The Nifty is likely to open in red with indicator SGX Nifty trading at 8457.50, down 24.50 percent.
On Monday, the 30-share BSE Sensex shed 338.70 points to 28119.40 while the 50-share NSE Nifty closed way below the 8500-mark, down 100.05 points. The broader markets dropped too; the BSE Midcap and Smallcap indices slipped 1.2 percent and 0.9 percent, respectively.
Asian equity markets joined Wall Street’s slump on Tuesday after oil markets resumed their downward spiral, pushing Shanghai and Japanese shares off multi-year highs.
US crude extended losses in the Asian trading session, hitting a new five-year low of USD 62.25 a barrel before paring losses. Overnight, prices tumbled 4 percent on the back of bearish forecasts, which saw the Dow post its biggest decline since October.
Calls for Chinese stimulus were in focus following Monday’s November export growth reading.
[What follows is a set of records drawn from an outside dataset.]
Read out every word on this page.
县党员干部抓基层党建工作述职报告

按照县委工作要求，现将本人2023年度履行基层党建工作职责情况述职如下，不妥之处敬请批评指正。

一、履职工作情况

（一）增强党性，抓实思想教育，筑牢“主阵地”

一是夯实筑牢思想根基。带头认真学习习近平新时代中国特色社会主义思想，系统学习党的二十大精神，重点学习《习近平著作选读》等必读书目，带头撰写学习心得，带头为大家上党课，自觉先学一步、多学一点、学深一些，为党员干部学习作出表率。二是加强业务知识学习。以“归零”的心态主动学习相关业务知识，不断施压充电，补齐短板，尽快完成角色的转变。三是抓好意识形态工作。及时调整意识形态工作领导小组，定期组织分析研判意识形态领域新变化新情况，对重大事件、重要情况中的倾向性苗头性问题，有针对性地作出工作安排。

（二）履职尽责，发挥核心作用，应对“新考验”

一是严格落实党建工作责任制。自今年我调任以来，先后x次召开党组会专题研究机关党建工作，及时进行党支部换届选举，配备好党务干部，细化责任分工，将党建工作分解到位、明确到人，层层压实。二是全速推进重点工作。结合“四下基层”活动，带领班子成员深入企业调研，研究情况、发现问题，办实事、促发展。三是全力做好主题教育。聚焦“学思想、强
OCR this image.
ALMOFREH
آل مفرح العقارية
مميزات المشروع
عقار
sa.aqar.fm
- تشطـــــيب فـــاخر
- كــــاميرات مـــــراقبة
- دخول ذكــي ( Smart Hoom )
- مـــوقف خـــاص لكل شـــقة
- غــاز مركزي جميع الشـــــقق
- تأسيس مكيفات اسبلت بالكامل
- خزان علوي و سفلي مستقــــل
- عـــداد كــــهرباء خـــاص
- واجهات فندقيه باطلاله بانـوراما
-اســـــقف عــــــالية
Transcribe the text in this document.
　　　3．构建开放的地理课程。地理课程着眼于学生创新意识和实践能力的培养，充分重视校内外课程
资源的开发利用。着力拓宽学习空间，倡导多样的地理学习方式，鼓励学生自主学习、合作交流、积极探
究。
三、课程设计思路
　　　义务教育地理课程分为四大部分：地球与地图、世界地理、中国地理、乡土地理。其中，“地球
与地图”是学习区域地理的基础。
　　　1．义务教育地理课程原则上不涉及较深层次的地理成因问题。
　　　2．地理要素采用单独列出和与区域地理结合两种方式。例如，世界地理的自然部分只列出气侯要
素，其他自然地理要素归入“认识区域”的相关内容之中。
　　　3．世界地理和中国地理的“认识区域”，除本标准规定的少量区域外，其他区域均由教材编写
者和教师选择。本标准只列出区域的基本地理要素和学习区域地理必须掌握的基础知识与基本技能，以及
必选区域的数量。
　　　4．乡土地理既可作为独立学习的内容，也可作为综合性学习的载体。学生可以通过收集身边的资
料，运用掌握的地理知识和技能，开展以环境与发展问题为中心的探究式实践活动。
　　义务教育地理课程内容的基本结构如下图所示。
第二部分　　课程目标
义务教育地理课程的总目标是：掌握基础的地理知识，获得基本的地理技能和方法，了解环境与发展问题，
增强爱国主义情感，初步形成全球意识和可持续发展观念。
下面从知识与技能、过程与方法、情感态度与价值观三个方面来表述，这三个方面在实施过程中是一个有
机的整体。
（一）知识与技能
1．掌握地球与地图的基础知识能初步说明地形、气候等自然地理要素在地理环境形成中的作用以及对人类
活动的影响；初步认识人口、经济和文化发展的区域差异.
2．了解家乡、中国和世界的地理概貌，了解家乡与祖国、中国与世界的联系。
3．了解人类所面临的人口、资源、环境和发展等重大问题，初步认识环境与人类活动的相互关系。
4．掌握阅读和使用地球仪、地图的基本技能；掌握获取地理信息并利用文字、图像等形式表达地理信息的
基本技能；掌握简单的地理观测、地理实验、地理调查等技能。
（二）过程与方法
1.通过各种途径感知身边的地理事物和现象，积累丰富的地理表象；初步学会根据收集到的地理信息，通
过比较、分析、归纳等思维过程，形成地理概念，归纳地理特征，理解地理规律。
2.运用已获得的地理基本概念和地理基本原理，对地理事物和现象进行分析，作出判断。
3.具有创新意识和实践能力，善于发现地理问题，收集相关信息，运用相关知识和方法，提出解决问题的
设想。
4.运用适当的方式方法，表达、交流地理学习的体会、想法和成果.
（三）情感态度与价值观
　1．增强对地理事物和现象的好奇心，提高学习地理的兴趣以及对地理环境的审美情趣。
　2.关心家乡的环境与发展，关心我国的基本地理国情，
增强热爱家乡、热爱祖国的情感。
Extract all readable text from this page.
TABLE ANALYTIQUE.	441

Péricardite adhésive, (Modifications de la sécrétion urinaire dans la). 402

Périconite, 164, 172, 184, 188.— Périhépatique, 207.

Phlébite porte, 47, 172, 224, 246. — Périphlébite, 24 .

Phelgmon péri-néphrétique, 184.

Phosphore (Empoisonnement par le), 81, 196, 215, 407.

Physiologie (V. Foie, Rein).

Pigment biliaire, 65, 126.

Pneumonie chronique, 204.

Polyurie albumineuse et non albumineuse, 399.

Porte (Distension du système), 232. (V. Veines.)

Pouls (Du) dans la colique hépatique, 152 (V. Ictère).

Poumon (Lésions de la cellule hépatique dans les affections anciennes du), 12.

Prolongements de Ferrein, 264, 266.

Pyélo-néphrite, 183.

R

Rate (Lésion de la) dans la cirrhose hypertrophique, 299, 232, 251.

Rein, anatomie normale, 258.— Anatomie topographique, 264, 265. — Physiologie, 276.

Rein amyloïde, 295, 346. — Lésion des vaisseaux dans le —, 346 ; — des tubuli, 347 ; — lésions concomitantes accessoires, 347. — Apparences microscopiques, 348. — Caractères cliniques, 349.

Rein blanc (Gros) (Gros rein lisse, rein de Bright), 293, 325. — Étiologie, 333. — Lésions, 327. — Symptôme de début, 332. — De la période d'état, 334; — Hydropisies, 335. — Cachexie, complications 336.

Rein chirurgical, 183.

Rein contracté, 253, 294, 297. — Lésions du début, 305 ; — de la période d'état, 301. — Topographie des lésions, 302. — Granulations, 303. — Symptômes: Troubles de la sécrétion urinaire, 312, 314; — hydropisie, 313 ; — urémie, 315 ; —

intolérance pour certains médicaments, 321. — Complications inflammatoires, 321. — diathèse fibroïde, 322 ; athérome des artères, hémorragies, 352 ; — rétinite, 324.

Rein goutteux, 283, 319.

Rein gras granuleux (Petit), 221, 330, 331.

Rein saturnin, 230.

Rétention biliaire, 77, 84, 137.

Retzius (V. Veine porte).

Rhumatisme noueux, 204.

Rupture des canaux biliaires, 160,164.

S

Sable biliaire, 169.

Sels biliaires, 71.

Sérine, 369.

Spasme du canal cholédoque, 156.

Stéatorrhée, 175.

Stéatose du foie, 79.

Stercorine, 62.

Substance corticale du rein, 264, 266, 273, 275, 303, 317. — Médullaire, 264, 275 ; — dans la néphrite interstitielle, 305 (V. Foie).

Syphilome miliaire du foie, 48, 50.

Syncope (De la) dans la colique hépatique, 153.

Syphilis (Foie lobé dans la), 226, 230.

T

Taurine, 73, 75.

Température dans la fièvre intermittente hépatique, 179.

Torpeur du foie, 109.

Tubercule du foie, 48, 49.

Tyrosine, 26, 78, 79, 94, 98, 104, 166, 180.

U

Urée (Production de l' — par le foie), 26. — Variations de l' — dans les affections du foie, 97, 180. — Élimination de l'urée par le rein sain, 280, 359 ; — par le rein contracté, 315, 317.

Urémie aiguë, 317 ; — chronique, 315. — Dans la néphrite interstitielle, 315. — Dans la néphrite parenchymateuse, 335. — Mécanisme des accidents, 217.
Meanwhile, China’s Central Economic Work Conference kicks off later today, an annual meeting of policymakers that sets economic priorities for the coming year.
Hong Kong’s Hang Seng shed 0.80 percent or 191.29 points at 23,856.38. Japan’s Nikkei fell 0.35 percent or 63.34 points at 17,872.30.
South Korea’s Seoul Composite slipped 0.31 percent or 6.14 points at 1,972.81. Taiwan’s Taiwan Weighted was down 0.47 percent or 43.08 points at 9,144.21.
China’s Shanghai Composite declined 0.36 percent or 11 points at 3,009.26. Singapore’s Straits Times added 0.75 percent or 24.88 points at 3,322.72.
US stocks fell sharply with benchmark indices retreating from records and the energy sector slammed as the price of Nymex crude fell below USD 63 a barrel for the first time since July 2009.
In Europe, shares closed lower with construction stocks continuing to weigh heavily after Wall Street opened down. Meanwhile, shares of energy companies underperformed, as oil prices continued sliding. The commodity has lost around a third of its value since July. From precious metals space, gold prices rise over 1 percent to USD 1200 an ounce as dollar slips from a more than five-year high.
In the currency space, the yen held onto sizeable gains having staged a broad short-covering rally as a big drop in oil prices hit global risk appetite.